Valutazione: ★ ★ ★ ★ 4 stelle

Mentre nel Medioevo venne inclusa tra i vizi, alla curiosità l’età moderna riservò una valutazione fortemente positiva, facendone il motore dell’avanzamento della conoscenza in tutti gli ambiti: storico, filosofico, scientifico. Gli studi di Hans Blumenberg, in una prospettiva più teorica, e quelli di Paolo Rossi in una dimensione più storica, hanno richiamato l’attenzione su questo processo di affrancamento della curiosità.

Tuttavia, si deve ancora approfondire l’impatto che tale processo ebbe nella costituzione o nella nuova articolazione di campi disciplinari come la teoria della conoscenza e la pratica delle scienze, la dottrina delle passioni, la psicologia e l’antropologia, la teoria dello sviluppo sociale ed economico. I termini cronologici di questa evoluzione vanno dalla fine del Cinquecento al pieno Seicento, con Hobbes. Si può dire che nell’età moderna la definizione dell’uomo come animal curiosum rivaleggia con la più antica (animal rationale) ed è in buona competizione con quella successiva di homo oeconomicus. L’approfondimento di questo tema sarà al centro del convegno in una prospettiva interdisciplinare, giacché i campi esaminati riguardano almeno filosofia, letteratura, storia, ma anche scienze naturali e scienze morali allo stato nascente.

PROGRAMMA - INVITO
Mercoledì, 7 ottobre
Presiede Gretty MIRDAL (Institut d'Études Avancées, Paris)

9.00 Saluto di Tito ORLANDI (Direttore del Centro Linceo)
Gianni PAGANINI (Università del Piemonte Orientale e Centro Linceo): Introduzione ai lavori
9.45 Nicola PANICHI (Università di Urbino): Montaigne tra curiositas sciendi e généreuse ignorance
10.15 Philippe DESAN (University of Chicago): «La curiosité, ce fléau de notre âme» ou l’irrésolution retrouvée de Montaigne
10.45 Discussione
11.15 Intervallo

Presiede Tullio GREGORY (Linceo, Sapienza Università di Roma)
11.45 Emiliano FERRARI (Université de Lyon 3): Una passione da educare.

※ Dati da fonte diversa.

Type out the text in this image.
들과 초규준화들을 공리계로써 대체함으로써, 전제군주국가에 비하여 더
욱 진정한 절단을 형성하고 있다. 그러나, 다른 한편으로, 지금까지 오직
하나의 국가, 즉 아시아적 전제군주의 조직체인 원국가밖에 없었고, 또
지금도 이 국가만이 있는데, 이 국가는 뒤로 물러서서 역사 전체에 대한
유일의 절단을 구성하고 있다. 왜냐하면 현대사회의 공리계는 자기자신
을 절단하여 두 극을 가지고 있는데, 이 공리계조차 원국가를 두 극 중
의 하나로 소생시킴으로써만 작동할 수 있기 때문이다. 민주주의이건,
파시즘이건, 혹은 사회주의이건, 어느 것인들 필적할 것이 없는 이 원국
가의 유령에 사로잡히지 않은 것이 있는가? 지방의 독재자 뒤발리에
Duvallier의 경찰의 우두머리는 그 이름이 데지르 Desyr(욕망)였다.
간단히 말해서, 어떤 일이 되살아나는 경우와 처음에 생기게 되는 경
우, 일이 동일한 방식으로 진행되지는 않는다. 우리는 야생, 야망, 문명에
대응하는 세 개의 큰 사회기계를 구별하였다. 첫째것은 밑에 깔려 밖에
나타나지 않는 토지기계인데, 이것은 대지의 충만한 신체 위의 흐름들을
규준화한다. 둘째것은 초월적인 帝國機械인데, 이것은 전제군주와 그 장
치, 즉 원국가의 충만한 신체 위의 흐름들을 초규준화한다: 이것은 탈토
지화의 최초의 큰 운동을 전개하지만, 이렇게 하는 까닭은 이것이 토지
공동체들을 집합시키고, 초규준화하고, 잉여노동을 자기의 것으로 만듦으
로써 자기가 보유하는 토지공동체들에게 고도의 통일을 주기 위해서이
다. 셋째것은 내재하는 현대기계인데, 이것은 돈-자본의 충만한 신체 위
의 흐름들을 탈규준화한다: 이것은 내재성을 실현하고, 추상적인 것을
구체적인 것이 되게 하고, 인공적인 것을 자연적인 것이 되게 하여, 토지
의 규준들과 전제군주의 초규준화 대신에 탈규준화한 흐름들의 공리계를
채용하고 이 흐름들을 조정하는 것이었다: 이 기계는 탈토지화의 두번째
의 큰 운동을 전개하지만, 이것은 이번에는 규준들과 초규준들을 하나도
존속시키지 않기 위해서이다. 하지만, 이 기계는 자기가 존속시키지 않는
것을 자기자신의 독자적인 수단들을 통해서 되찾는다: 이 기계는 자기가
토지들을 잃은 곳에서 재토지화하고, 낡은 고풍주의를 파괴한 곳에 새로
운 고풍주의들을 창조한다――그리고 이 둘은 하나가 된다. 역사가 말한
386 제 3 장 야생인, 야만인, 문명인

Montaigne, Charron e l'honeste curiosité
12.15 Renzo RAGGHIANTI (Scuola Normale Superiore, Pisa): Dalla biblioteca al cabinet de curiosité: la scoperta della diversité in Montaigne
12.45 Discussione
13.15 Fine sessione

Presiede Michele CILIBERTO (Linceo, Scuola Normale Superiore, Pisa)
15.30 Thierry GONTIER (Université de Lyon 3): Au-delà des colonnes d'Hercule: Bacon et la curiosité
16.00 Sabrina EBBERSMEYER (Københavns Universitet): Female Curiosity: Women and Knowledge Acquisition During the Seventeenth Century
16.30 Discussione
17.00 Intervallo
17.30 John Christian LAURSEN (University of California at Riverside): Robert Burton on the Passions, Curiosity, and
Melancholy
18.00 Jean-Charles DARMON (Université de Versailles): Curiosité et usages cognitifs de l'imagination: la trace néo-
épicurienne à l’âge baroque en France
18.30 Yoshinori TSUZAKI (Tsukuba University): Le problème de la curiosité de Charron à Descartes
19.00 Discussione
19.30 Fine sessione

Giovedì, 8 ottobre
Presiede Giuseppe CAMBIANO (Linceo, Scuola Normale Superiore, Pisa)
9.30 Denis KAMBOUCHNER (Université de Paris 1): La concupiscence de l’esprit: Pascal, Nicole, Malebranche
10.00 Antony MCKENNA (Université de Saint-Etienne): La curiosité historique de Pierre Bayle
10.30 Discussione
11.00 Intervallo
11.30 Maria Cristina PITASSI (Université de Genève): De la condamnation à la récupération apologétique: curiosité, savoir et religion à la fin du XVIIe siècle
12.00 Patricia SPRINGBORG (Humboldt Universität, Berlin): Hobbes and the Stoic and Epicurean Doctrine of Man as ‘Curious Animal’
12.30 Discussione
13.00 Fine sessione

Presiede Gianni PAGANINI (Centro Linceo, Università del Piemonte Orientale, Vercelli)
15.30 Franco GIUDICE (Università di Bergamo): Conoscenza e curiosità nell'ottica di Hobbes
16.00 Sharon Anne LLOYD (University of Southern California, Los Angeles): The Moral Assessment of Human Curiosity in Hobbes’ Leviathan
16.30 Discussione
17.00 Intervallo
17.30 Daniel GARBER (Princeton University): Curiosity, Novelty, and the Politics of Opinion in Hobbes
18.00 Pierre-François MOREAU (École Normale Supérieure de Lyon): La curiosité chez Hobbes et Spinoza
18.30 Discussione
19.00 Conclusione dei lavori


Comitato ordinatore: Giuseppe CAMBIANO, Michele CILIBERTO, Paolo GALLUZZI, Tullio GREGORY,
Giorgio LUNGHINI, Gianni PAGANINI (Coordinatore)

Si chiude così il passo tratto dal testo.